A Workshop organised by The Biotechnology Information Strategic Forum, with support from DGXII of the Commission of the European Communities, and held at Purmerend, The Netherlands, May 1997
The workshop - Financing Biotechnology Databases was held at the Golden Tulip Hotel, Purmerend, The Netherlands in May 1997. It was organised by The Biotechnology Information Strategic Forum, with support from DGXII of the Commission of the European Communities.
Discussion
It is clear that the bioinformatics and biotechnology information world is facing many challenges, not the least of which is how to finance the huge growth in number and complexity of the databases in daily use. This will almost certainly require a combination of public and private funding and will demand a well planned infrastructure to ensure that databases can be developed, maintained and exploited for the long term.

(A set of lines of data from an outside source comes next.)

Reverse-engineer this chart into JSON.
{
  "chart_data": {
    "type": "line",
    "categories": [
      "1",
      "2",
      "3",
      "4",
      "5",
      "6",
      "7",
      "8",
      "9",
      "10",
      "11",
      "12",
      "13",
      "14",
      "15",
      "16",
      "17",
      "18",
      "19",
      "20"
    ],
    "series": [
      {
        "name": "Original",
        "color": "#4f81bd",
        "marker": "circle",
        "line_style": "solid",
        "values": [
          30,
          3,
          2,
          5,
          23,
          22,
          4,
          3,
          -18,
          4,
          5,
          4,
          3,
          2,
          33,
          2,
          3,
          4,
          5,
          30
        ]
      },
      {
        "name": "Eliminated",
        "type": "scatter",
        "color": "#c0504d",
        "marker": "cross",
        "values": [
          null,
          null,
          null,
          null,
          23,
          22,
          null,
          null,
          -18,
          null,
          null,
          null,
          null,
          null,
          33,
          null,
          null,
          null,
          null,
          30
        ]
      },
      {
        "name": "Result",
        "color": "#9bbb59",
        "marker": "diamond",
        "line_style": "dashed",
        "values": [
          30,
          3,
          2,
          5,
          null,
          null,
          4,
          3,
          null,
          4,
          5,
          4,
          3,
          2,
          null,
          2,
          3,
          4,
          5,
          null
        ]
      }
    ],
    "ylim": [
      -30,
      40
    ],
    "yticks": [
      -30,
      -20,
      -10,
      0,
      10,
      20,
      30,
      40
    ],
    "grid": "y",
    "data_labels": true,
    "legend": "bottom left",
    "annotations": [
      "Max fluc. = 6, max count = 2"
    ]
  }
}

The range of relevant biotechnology databases and related products is growing; where before we just dealt with literature and primary sequences, now we have secondary protein structure databases, added value digests and annotated databases, and combinations of data and information and software tools to modify and manage. Furthermore, we have a continued expansion of these products and tools across the biological sciences. There is a clear need to develop an overview of what science requires; information is increasingly important to R&D and the investments made in databases are such that those making those investments have to have a fair chance of obtaining a long term success.
The market is already served by a mixture of publicly funded and commercial products. It would seem logical to continue to use this combination for the future. However, care must be taken to define what public funds can best support, and, given that the profile for such funding will change with politics, extra care must be taken to ensure that alternative long term funding patterns are available to take over if public funding policies change.
This need is accentuated by the present, increasingly aggressive, policy of the American National Library of Medicine with regard to the free distribution of their MEDLINE and related databases over the WWW. By allowing more or less free entry and use of this service, the NLM is seriously distorting the market place by what can more or less be called dumping. While, ironically, many see this availability as a benefit to Europe (the American taxpayer pays) the action really threatens database producers and hosts all over the world, and increasingly restricts the accessible (i.e. abstracted primary literature) information to an American choice (MEDLINE does not cover all the relevant literature). Furthermore, there is a suspicion that the present free on the WWW policy may be a predatory move. The NLM has described it as experimental and so could stop when it has cleared a few competitors from the market. This would affect database hosts such as DIMDI as well as database producers. In such a scenario, the US will then be left dominating the market completely and will then be able to restrict the flow of information if they so desire (remember the restrictions the US government introduced with regard to distributing software during the Gulf War in 1991).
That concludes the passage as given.